Aleksander Doba zmarł na samym szczycie Kilimandżaro. Organizator wyprawy zabiera głos
Aleksander Doba zdobył szczyt Kilimandżaro zanim zmarł
Towarzyszyło mu w wyprawie dwóch doświadczonych przewodników. Czuł się dobrze, nic nie zwiastowało tragedii
Ciało Polaka sprowadzono z góry i przetransportowano do lokalnego szpitala. Trwa ustalanie przyczyn zgonu
Wiadomość o śmierci Aleksandra Doby pojawiła się w mediach społecznościowych we wtorkowe popołudnie. Polski podróżnik zmarł jednak w poniedziałek, a o ostatnich chwilach jego życia, w rozmowie z Polsat News, opowiedział założyciel Klubu Podróżników Soliści, Łukasz Nowak.
Z głębokim żalem zawiadamiamy, że dnia 22 lutego zmarł wielki kajakarz Aleksander Doba. zmarł śmiercią podróżnika...
Opublikowany przez Aleksandra Dobę Wtorek, 23 lutego 2021
Jak zmarł Aleksander Doba?
Klub odpowiadał za organizację wyprawy, w której udział wziął słynny Polak. Jak wynika ze słów Nowaka, Aleksander Doba przed śmiercią zdobył szczyt Kilimandżaro.
– Czuł się dobrze, nie było objawów choroby wysokościowej; był z nim kontakt – opowiada Łukasz Nowak.
Grupa, która wspólnie wyruszyła na zdobycie najwyższej góry Afryki, znajdującej się w Tanzanii, podzieliła się na mniejsze zespoły. 74-letni Polak miał swobodę, mógł iść w swoim tempie, bez pośpiechu.
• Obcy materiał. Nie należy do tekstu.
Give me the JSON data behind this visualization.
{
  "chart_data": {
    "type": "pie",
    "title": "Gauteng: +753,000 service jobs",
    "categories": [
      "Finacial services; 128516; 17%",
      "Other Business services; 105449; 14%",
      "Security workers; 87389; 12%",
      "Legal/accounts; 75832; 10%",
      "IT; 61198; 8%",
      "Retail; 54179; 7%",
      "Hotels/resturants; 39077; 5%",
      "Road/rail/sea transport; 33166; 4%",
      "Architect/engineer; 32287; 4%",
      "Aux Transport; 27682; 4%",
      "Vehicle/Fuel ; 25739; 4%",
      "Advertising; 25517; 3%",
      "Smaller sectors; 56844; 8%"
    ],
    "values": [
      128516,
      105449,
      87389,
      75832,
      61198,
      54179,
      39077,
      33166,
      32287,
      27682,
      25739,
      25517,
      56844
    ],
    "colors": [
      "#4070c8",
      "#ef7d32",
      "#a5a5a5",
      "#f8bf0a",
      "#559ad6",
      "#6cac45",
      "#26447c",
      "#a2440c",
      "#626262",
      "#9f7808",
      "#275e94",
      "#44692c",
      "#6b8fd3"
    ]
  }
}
Towarzyszyło mu dwóch, doświadczonych przewodników.
DALSZA CZĘŚĆ TEKSTU POD MATERIAŁEM WIDEO[EMBED-3203]
Kilimandżaro, Afryka/fot. wikimedia.org/Yosemite/CC BY-SA3.0/https://creativecommons.org/licenses/by-sa/3.0/deed.en
Nowak podkreśla, że niektórzy wspinacze spotykali Dobę niedaleko pierwszego z trzech wierzchołków Kilimandżaro. Miał czuj się dobrze, nie było żadnych objawów, które mogłyby świadczyć o nadchodzącym nieszczęściu.
– Rozmawiali z nim, jak się czuje. Mówił, że jest w świetnej formie, krzyczał „Afryka dzika" i że jest szczęśliwy, chciał zdobyć szczyt – opowiada Nowak dla Polsat News.
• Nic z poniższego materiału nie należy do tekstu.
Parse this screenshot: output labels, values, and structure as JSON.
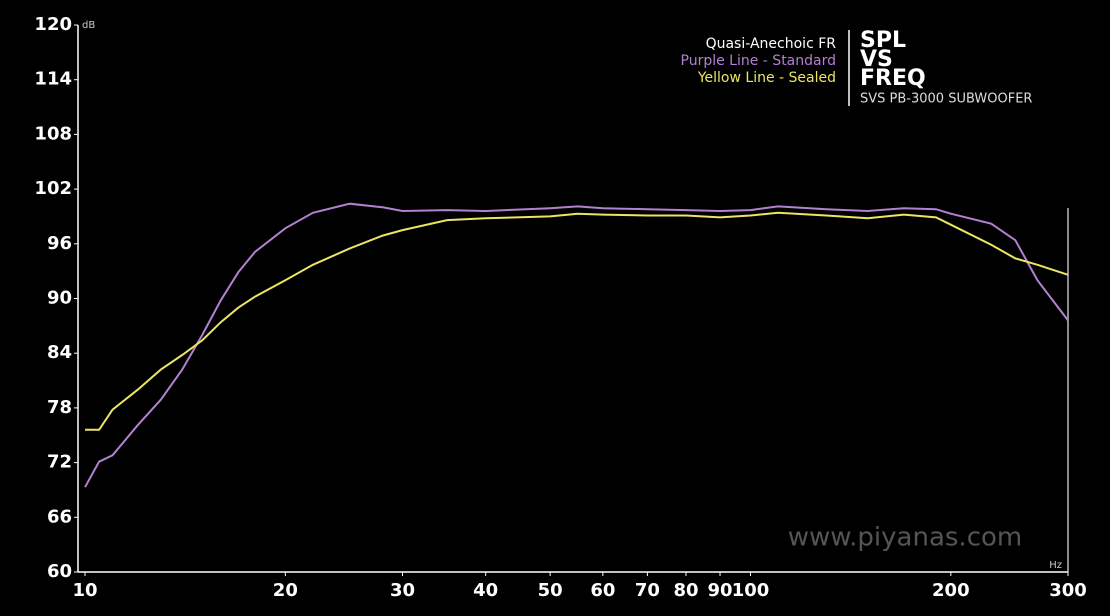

Przewodnicy, którzy wprowadzali Polaka na szczyt, zgodnie z zapewnieniami założyciela Klubu Podróżników Soliści, mieli być osobami o ogromnym doświadczeniu. W podobnych wyprawach uczestniczyli już setki razy. Po zdobyciu Kilimandżaro, planowali wspólne zrobienie zdjęcia oraz świętowanie, niestety jednak do tego nie doszło.
– Olek zdobył szczyt o godz. 11 w poniedziałek. Przed wykonaniem zdjęcia poprosił o chwilę odpoczynku. Później stracił przytomność, a zaraz później funkcje życiowe – opisuje ostatnie chwile życia Aleksandra Doby Łukasz Nowak.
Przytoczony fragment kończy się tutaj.